None of this matters unless you are awarded the deal. I agree with the general consensus here that you should do some brief research on the counties tax assessment methodology, but simply reassessing at the purchase price should be conservative enough for an initial underwriting. If the deal gets traction and you are invited for additional round of bids it might warrant a phone call with the county or even tax consultant, but on a value-add deal I wouldn't suggest getting hung up on the taxes on the initial underwriting, aside from assuming there will be some reassessment. I would focus more on underwriting the value-add execution accurately instead. 

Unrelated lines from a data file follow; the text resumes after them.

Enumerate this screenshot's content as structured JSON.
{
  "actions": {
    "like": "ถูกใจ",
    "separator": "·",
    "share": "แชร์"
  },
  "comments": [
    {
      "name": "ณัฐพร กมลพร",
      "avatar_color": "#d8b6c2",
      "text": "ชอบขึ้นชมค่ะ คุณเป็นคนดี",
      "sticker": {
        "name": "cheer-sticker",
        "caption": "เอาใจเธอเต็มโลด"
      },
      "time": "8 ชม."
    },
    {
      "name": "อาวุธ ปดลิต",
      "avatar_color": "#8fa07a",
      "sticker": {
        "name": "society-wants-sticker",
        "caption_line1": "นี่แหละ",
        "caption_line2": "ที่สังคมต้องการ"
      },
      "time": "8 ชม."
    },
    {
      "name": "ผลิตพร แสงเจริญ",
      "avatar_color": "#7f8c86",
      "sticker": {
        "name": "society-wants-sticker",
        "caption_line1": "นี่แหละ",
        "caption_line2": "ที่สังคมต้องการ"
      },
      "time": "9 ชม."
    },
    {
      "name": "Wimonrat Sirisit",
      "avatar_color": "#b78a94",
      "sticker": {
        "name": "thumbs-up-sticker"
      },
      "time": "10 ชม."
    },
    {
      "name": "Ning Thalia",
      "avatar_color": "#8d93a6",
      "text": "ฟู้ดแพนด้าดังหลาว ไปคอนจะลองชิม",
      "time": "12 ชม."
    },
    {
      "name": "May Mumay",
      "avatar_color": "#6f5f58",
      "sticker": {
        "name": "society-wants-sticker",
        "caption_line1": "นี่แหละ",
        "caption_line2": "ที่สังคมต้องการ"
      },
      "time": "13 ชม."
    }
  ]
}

What level of diligence do you suggest for all other opex items?  Tax bills are one of the few places you can get some certainty - I'd think doing more diligence there is the way to go, simply because the means by which to divine what your cost will be, is in the public sphere.  Especially seeing as taxes are usually one of, if not the biggest, expenses on your income statement.

 

"brief research on the counties tax assessment methodology".  Even a brief research takes time if we want to be accurate. If you sit in New York and are acquiring deals in the pacific north west, southwest and southeast, you can have markets with an increase in taxes capped at 3%, 5% or 10%, some based on 100% of PP or 60-80%* PP but some are are also based on 60-90% of PP * 40%* (example: GA assessment ratio) tax rate. When some counties make it hard to even locate the current tax bill, you can imagine the time it takes to figure out the tax methodology to use for an acquisition vs refinance vs a recently built asset. Have to go through old appraisals or see how it was previously underwritten if we acquired a deal in that market. I find that the whole process can take a while, do you have any tips and tricks or a cheat sheet you have developed on different methodologies for each market that you can share?